Valverde-Franco G, Binette J S, Li W, Wang H, Chai S, Laflamme F, Tran-Khanh N, Quenneville E, Meijers T, Poole A R, Mort J S, Buschmann M D, Henderson J E
J.T.N. Wong Laboratories for Mineralized Tissue Research, and Centre for Bone and Periodontal Research, McGill University, 740 Avenue Dr Penfield, Montreal H3A 1A4, Quebec, Canada.
Hum Mol Genet. 2006 Jun 1;15(11):1783-92. doi: 10.1093/hmg/ddl100. Epub 2006 Apr 19.
Fibroblast growth factor (FGF) receptor 3 has been identified as a key regulator of endochondral bone development and of post-natal bone metabolism through its action on growth plate chondrocytes and osteoblasts, respectively. It has also been shown to promote chondrogenesis and cartilage production by cultured pre-chondrogenic cells in response to FGF18. In the current studies, we show that the absence of signaling through Fgfr3 in the joints of Fgfr3(-/-) mice leads to premature cartilage degeneration and early arthritis. Degenerative changes in cartilage matrix included excessive proteolysis of aggrecan core protein and type II collagen, as measured by neo-epitope immunoreactivity. These changes were accompanied by increased expression of metalloproteinase MMP13, type X collagen, cellular hypertrophy and loss of proteoglycan at the articular surface. Using a novel micro-mechanical indentation protocol, it was shown that articular cartilage in the humeral head of 4-month-old Fgfr3(-/-) mice was less resistant to compressive force and less stiff than that of littermate controls. These results identify Fgfr3 signaling as a potential target for intervention in degenerative disorders of cartilage metabolism.
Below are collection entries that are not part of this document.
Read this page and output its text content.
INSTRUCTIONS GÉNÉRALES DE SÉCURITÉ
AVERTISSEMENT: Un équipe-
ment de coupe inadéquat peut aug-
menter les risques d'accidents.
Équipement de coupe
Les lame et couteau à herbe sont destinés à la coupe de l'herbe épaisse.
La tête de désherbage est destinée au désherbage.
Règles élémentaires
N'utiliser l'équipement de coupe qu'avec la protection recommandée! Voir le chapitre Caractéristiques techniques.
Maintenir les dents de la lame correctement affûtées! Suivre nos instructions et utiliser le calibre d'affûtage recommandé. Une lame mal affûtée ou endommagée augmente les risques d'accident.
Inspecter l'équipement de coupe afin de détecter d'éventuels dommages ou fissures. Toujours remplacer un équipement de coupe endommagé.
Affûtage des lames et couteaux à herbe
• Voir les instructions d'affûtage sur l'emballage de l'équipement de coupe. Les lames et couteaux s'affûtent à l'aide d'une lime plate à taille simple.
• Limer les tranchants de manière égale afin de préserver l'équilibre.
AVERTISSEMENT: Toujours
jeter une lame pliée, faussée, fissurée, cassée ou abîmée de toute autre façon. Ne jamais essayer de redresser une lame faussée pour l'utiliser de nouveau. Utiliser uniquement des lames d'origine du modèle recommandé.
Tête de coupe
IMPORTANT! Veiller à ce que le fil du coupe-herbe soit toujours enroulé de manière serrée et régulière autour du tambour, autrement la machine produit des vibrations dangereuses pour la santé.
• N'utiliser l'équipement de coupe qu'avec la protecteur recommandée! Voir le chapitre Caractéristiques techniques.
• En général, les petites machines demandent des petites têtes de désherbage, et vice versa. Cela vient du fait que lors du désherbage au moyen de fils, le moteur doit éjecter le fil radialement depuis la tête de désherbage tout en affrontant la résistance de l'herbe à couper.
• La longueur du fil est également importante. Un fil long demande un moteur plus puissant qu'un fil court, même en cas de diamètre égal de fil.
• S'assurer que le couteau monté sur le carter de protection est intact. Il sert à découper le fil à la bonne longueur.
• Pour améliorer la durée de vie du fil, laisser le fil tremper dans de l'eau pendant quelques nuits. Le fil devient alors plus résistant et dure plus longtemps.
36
成纤维细胞生长因子(FGF)受体3已被确定为软骨内骨发育以及出生后骨代谢的关键调节因子,它分别通过作用于生长板软骨细胞和成骨细胞来发挥作用。研究还表明,在FGF18的作用下,培养的软骨前体细胞通过Fgfr3发出的信号可促进软骨形成和软骨生成。在当前的研究中,我们发现Fgfr3基因敲除(Fgfr3(-/-))小鼠关节中缺乏通过Fgfr3发出的信号会导致软骨过早退化和早期关节炎。通过新表位免疫反应性检测发现,软骨基质的退行性变化包括聚集蛋白聚糖核心蛋白和II型胶原的过度蛋白水解。这些变化伴随着金属蛋白酶MMP13、X型胶原表达增加,细胞肥大以及关节表面蛋白聚糖丢失。使用一种新型的微机械压痕实验方法,结果显示4月龄Fgfr3(-/-)小鼠肱骨头的关节软骨比同窝对照小鼠的软骨对压缩力的抵抗力更弱且硬度更低。这些结果表明,Fgfr3信号传导是干预软骨代谢退行性疾病的一个潜在靶点。